Разумеется, один закон мало что изменит. Россию захлестнула волна сексомании, когда даже в интеллигентской среде мат стал модой, когда воистину стало “стыдно не быть бесстыдным”, а искусству бесстыдства прилежно обучали в еженедельной телепередаче “Про это”. Афишируются сумасбродные поиски телесных удовольствий, в ненасытном потоке которых черствеет душа. “Сексуальная раскрепощенность”, лишенная любви и моральных устоев, легко переходит в цинизм, вовлекает в криминал, в конечном счете разрушает семью (впрочем, тема эта заслуживает отдельного и серьезного разговора с участием социологов и сексопатологов, и непременно с участием нашего главного “секс-революционера” И. С. Кона, пытающегося внедрить в России западную модель “цивилизованного секса”).
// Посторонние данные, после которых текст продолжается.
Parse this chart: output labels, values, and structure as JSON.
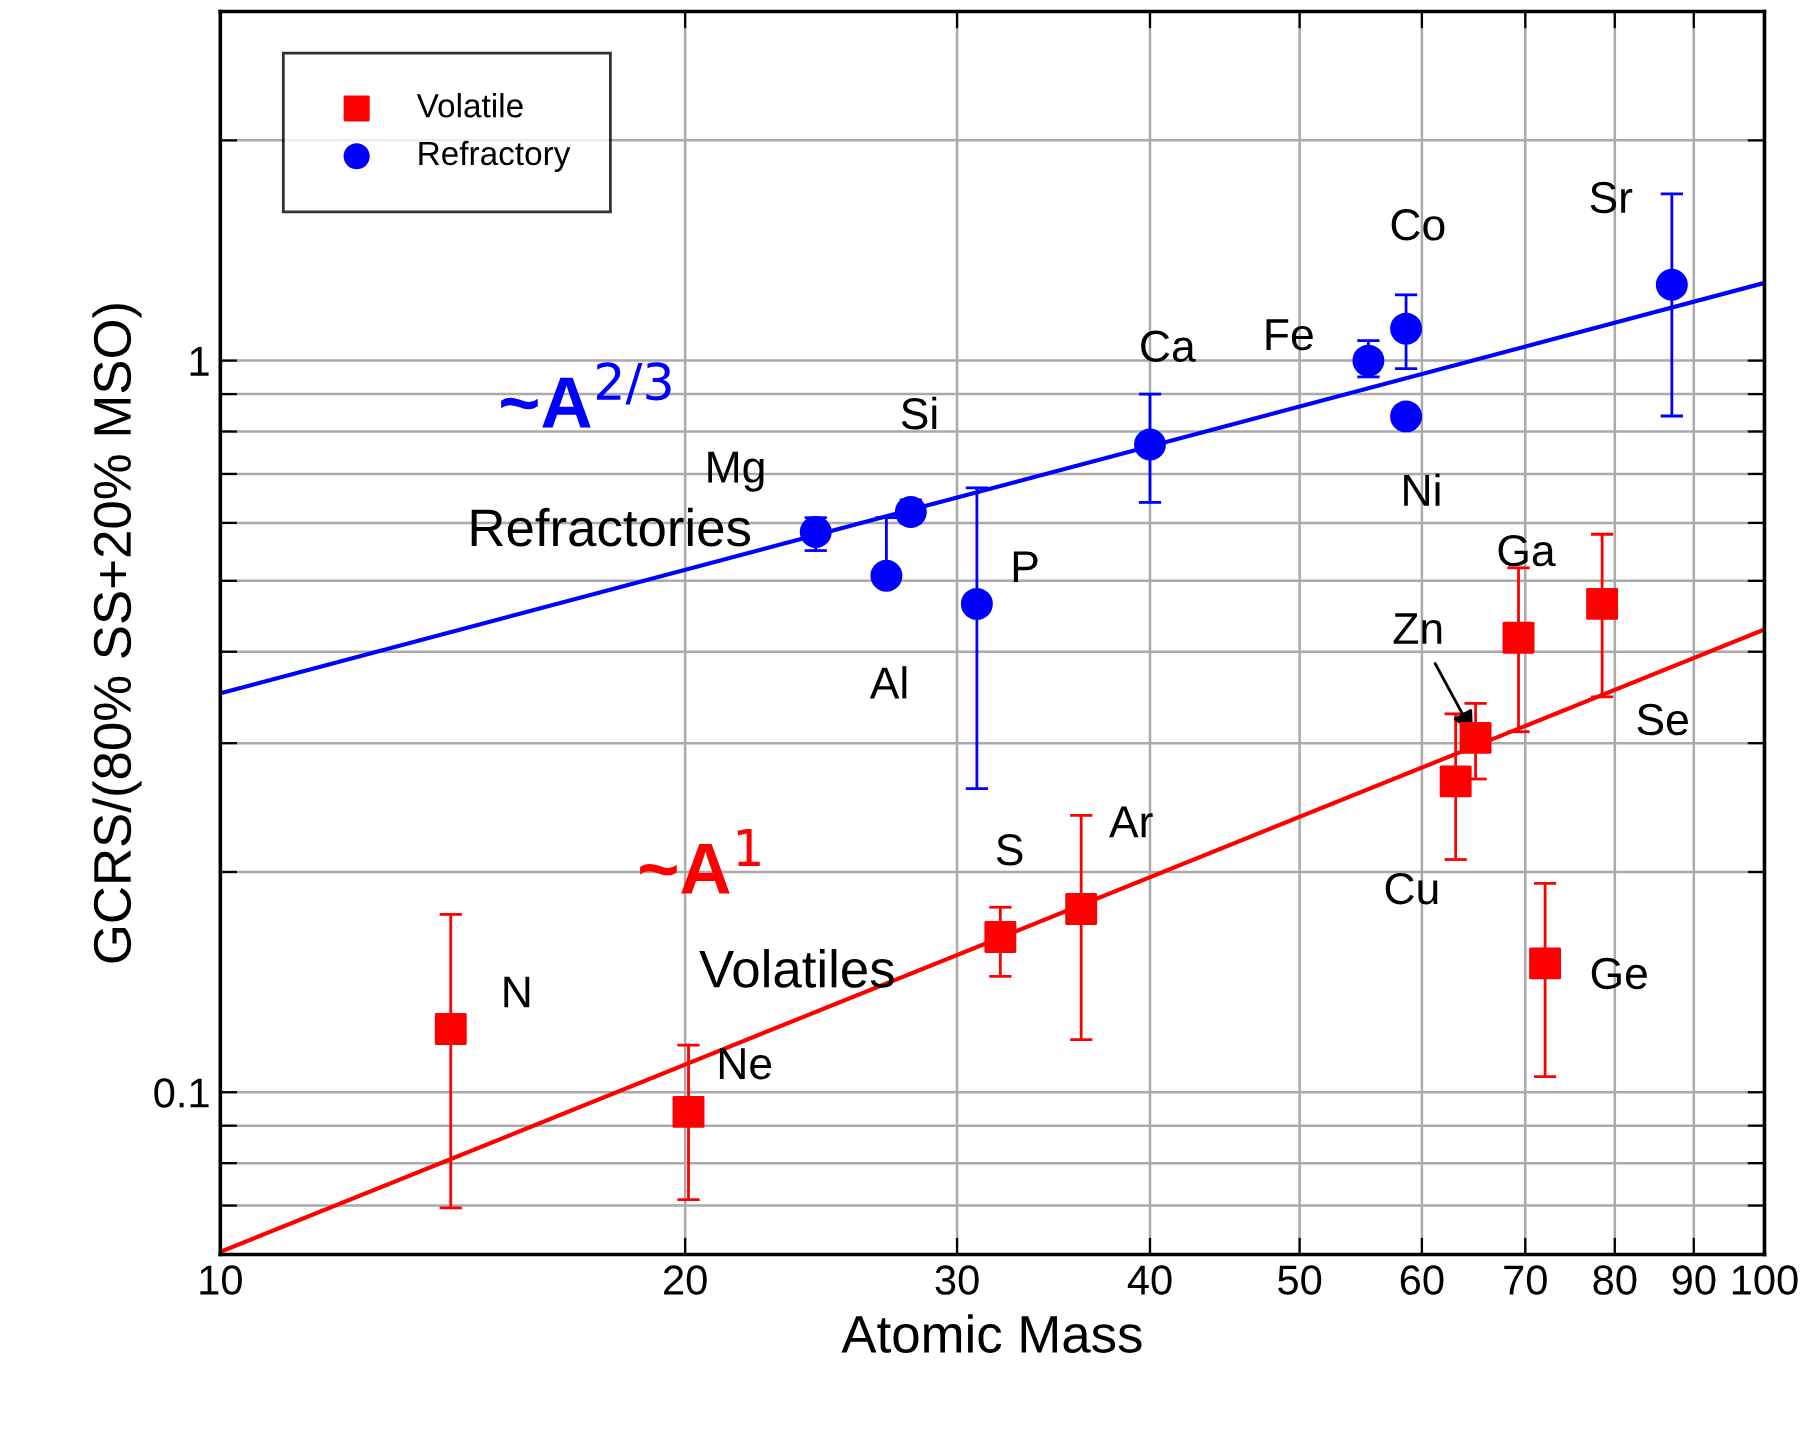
{
  "chart_data": {
    "type": "scatter",
    "xlabel": "Atomic Mass",
    "ylabel": "GCRS/(80% SS+20% MSO)",
    "log": "xy",
    "xlim": [
      10,
      100
    ],
    "ylim": [
      0.06,
      3
    ],
    "xticks": [
      10,
      20,
      30,
      40,
      50,
      60,
      70,
      80,
      90,
      100
    ],
    "yticks": [
      {
        "value": 0.06,
        "label": null
      },
      {
        "value": 0.07,
        "label": null
      },
      {
        "value": 0.08,
        "label": null
      },
      {
        "value": 0.09,
        "label": null
      },
      {
        "value": 0.1,
        "label": "0.1"
      },
      {
        "value": 0.2,
        "label": null
      },
      {
        "value": 0.3,
        "label": null
      },
      {
        "value": 0.4,
        "label": null
      },
      {
        "value": 0.5,
        "label": null
      },
      {
        "value": 0.6,
        "label": null
      },
      {
        "value": 0.7,
        "label": null
      },
      {
        "value": 0.8,
        "label": null
      },
      {
        "value": 0.9,
        "label": null
      },
      {
        "value": 1,
        "label": "1"
      },
      {
        "value": 2,
        "label": null
      },
      {
        "value": 3,
        "label": null
      }
    ],
    "grid": true,
    "legend": "top left",
    "series": [
      {
        "name": "Volatile",
        "marker": "square",
        "color": "#ff0000",
        "x": [
          14.1,
          20.1,
          32.0,
          36.1,
          63.1,
          65.0,
          69.3,
          72.1,
          78.5
        ],
        "values": [
          0.122,
          0.094,
          0.163,
          0.178,
          0.266,
          0.305,
          0.418,
          0.15,
          0.465
        ],
        "errors": [
          [
            0.0695,
            0.175
          ],
          [
            0.0713,
            0.116
          ],
          [
            0.144,
            0.179
          ],
          [
            0.118,
            0.239
          ],
          [
            0.208,
            0.329
          ],
          [
            0.268,
            0.34
          ],
          [
            0.311,
            0.521
          ],
          [
            0.105,
            0.193
          ],
          [
            0.347,
            0.579
          ]
        ]
      },
      {
        "name": "Refractory",
        "marker": "circle",
        "color": "#0000ff",
        "x": [
          24.3,
          27.0,
          28.0,
          30.9,
          40.0,
          55.4,
          58.6,
          58.6,
          87.1
        ],
        "values": [
          0.583,
          0.508,
          0.621,
          0.465,
          0.768,
          1.0,
          1.106,
          0.839,
          1.27
        ],
        "errors": [
          [
            0.55,
            0.61
          ],
          [
            0.508,
            0.61
          ],
          [
            0.6,
            0.645
          ],
          [
            0.26,
            0.67
          ],
          [
            0.64,
            0.9
          ],
          [
            0.95,
            1.065
          ],
          [
            0.975,
            1.23
          ],
          null,
          [
            0.84,
            1.69
          ]
        ]
      },
      {
        "name": "~A$^{1}$",
        "type": "line",
        "color": "#ff0000",
        "x": [
          10,
          100
        ],
        "values": [
          0.0605,
          0.429
        ]
      },
      {
        "name": "~A$^{2/3}$",
        "type": "line",
        "color": "#0000ff",
        "x": [
          10,
          100
        ],
        "values": [
          0.351,
          1.277
        ]
      }
    ],
    "annotations": [
      {
        "text": "N",
        "x": 14.1,
        "y": 0.122
      },
      {
        "text": "Ne",
        "x": 20.1,
        "y": 0.094
      },
      {
        "text": "S",
        "x": 32.0,
        "y": 0.163
      },
      {
        "text": "Ar",
        "x": 36.1,
        "y": 0.178
      },
      {
        "text": "Cu",
        "x": 63.1,
        "y": 0.266
      },
      {
        "text": "Zn",
        "x": 65.0,
        "y": 0.305
      },
      {
        "text": "Ga",
        "x": 69.3,
        "y": 0.418
      },
      {
        "text": "Ge",
        "x": 72.1,
        "y": 0.15
      },
      {
        "text": "Se",
        "x": 78.5,
        "y": 0.465
      },
      {
        "text": "Mg",
        "x": 24.3,
        "y": 0.583
      },
      {
        "text": "Al",
        "x": 27.0,
        "y": 0.508
      },
      {
        "text": "Si",
        "x": 28.0,
        "y": 0.621
      },
      {
        "text": "P",
        "x": 30.9,
        "y": 0.465
      },
      {
        "text": "Ca",
        "x": 40.0,
        "y": 0.768
      },
      {
        "text": "Fe",
        "x": 55.4,
        "y": 1.0
      },
      {
        "text": "Co",
        "x": 58.6,
        "y": 1.106
      },
      {
        "text": "Ni",
        "x": 58.6,
        "y": 0.839
      },
      {
        "text": "Sr",
        "x": 87.1,
        "y": 1.27
      },
      "Refractories",
      "Volatiles"
    ]
  }
}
В этих условиях особое значение приобретает воспитание молодого поколения, ибо от него напрямую зависит будущее русской культуры, сохранение ее лучших традиций. И главное место здесь должно занимать, на мой взгляд, гуманитарное образование, нацеленное на познание духовных основ человека и мироздания. Такое образование должно быть теснейшим образом связано с православной этикой (приравнивающей сквернословие к богохульству), с нравственными ориентирами русской классической литературы (одна из ее основных тем – любовь, а не секс). И закладываться оно должно прежде всего в продуманном школьном воспитании*.